We found that an important starting point for ontological modelling is the core top ontology. The one we have developed is shown in the slides. We found that it was important to choose a sufficiently flexible (expressive) top formal ontology. If this was inflexible, we found it became difficult to subsume properly when generalising. We based our formal ontology around the set-theoretic concepts of class and tuple. From a practical point of view, we found these really effective tools for both building a coherent ontology and generalising.

At the formal level, we use two key relations;

There is a tendency in some ontologies to unnecessarily constrain these relations, assuming that it makes things simpler. The tendency to constrain the super-sub-class relation restricts each sub class to one and only one super class. There is also a tendency to constrain the core class-member relation, allowing each member to only belong to one and only one class. This is known as a single classification structure. While it may make the individual relations look simpler, it makes the overall model much less simple.

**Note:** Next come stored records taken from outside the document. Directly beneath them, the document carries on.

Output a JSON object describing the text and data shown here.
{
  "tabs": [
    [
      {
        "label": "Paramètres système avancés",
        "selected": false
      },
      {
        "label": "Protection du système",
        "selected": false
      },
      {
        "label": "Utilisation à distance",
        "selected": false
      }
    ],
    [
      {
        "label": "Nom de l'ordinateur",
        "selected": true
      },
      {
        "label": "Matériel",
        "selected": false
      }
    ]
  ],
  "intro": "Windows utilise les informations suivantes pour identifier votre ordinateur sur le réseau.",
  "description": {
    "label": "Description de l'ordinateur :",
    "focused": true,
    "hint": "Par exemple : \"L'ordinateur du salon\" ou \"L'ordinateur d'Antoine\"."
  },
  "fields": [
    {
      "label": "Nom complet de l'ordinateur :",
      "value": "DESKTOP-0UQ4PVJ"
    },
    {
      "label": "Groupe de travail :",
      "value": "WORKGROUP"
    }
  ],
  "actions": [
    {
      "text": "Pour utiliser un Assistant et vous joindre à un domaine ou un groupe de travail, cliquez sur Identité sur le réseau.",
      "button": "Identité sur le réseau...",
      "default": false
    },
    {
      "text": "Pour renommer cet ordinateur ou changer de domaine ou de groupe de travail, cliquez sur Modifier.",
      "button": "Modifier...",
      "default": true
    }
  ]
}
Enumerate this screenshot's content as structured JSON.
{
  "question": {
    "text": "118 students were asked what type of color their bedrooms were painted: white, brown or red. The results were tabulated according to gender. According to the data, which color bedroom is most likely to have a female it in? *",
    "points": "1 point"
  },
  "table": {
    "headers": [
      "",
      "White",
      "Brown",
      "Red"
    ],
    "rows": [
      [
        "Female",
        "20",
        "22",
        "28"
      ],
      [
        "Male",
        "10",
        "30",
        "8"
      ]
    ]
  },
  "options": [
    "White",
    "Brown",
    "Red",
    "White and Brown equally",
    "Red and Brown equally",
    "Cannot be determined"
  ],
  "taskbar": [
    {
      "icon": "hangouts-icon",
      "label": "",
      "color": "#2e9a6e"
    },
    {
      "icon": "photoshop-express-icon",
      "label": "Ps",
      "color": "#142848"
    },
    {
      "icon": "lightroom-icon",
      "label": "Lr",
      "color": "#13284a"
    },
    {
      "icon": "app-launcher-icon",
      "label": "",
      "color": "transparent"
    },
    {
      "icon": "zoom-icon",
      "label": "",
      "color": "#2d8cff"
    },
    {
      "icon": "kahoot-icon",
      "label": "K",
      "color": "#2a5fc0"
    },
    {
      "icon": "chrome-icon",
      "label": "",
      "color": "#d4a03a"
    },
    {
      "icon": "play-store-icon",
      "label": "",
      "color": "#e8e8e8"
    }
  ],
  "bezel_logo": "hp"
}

These constraints severely hinder generalisation and subsumption. Subsumption is where a combination of more general objects subsumes all the details of a combination of less general objects. So, from one perspective, the less general objects are superfluous and can be eliminated from the model. Subsuming generalisation follows a general pattern (shown in the slides). It is one of the most common patterns in our re-engineering work.

The benefits of subsuming generalisation are usually more than just compressing more knowledge into fewer, more general classes. Typically the general classes are also fruitful; they handle much more than the details from which they have been generalised. Part of the reason for the fruitfulness is that generalisation does more than just simplify, it also clarifies and fills out patterns.

Below the formal level is the spatio-temporal level. This has as its key relation whole-part tuples.
At this level, an ontology has to decide on what the particulars (the 'things' in this model) are. Are they three-dimensional, four-dimensional or something else? We found that it was useful to think in terms of four-dimensional things, where time is the fourth dimension. This four-dimensional ontology greatly simplifies the handling of identity over time.

In summary, our experience with ontologies was that it was important to start with a good core top ontology. It was particularly important to start with a sufficiently flexible (expressive) top formal ontology element.